In Whalen v. J.P. Morgan Chase, the United States Court of Appeals for the Second Circuit, held that a loan underwriter, whose job involved approving loans, in accordance with specific guidelines provided by his employer, was not exempt from the Fair Labor Standards Act (“FLSA”). The Second Circuit covers New York, Connecticut, and Vermont.
Whalen claimed that he frequently worked in excess of 40 hours per week, requiring the payment of overtime under the FLSA as well as New York’s Minimum Wage Act and regulations. His employer, Chase, treated underwriters as exempt from overtime. Chase relied upon the “bona fide administrative” exemption recognized under the FLSA and New York law.

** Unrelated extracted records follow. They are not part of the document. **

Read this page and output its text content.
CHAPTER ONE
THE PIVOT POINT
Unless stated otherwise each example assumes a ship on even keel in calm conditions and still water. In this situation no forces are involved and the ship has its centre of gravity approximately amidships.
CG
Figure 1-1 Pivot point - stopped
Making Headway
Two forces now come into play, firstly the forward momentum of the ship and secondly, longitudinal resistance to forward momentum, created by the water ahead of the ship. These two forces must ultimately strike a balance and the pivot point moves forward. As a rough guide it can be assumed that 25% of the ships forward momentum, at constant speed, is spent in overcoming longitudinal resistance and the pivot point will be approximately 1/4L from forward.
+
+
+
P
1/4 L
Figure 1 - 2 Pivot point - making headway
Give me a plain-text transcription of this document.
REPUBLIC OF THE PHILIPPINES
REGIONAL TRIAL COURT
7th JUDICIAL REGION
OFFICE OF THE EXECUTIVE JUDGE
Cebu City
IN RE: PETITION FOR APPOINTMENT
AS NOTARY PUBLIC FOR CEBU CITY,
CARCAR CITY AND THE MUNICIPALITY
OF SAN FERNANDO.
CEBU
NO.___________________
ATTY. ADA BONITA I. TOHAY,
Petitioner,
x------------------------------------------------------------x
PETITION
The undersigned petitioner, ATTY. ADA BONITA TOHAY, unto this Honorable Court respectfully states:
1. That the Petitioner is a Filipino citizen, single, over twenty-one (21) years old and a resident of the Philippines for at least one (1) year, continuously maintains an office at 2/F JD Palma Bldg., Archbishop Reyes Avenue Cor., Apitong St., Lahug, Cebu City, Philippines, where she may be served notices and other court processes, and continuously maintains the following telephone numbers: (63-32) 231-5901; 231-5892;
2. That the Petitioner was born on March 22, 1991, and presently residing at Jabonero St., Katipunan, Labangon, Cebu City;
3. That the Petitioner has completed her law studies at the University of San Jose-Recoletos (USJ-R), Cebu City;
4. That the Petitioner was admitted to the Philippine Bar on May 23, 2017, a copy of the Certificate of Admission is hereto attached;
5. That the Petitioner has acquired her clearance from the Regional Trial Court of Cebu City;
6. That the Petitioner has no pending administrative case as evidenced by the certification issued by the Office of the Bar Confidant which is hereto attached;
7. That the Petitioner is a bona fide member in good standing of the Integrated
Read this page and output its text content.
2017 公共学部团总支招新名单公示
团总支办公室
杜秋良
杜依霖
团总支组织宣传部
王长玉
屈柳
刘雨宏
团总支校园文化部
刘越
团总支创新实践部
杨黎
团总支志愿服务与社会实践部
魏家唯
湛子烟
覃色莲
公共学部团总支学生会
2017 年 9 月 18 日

The lower court had ruled in favor of Chase.
A worker is employed in a bona fide administrative capacity if he or she performs work “directly related to management policies or general business operations” and “customarily and regularly exercises discretion and independent judgment.” 29 C.F.R. § 541.2(a). However, production or sales-related work does not constitute “administrative” type work sufficient to trigger the exception. The Second Circuit reversed the district court, and found that Whalen was employed in a “production” and not administrative capacity.
According to the court,
we have drawn an important distinction between employees directly producing the good or service that is the primary output of a business and employees performing general administrative work applicable to the running of any business.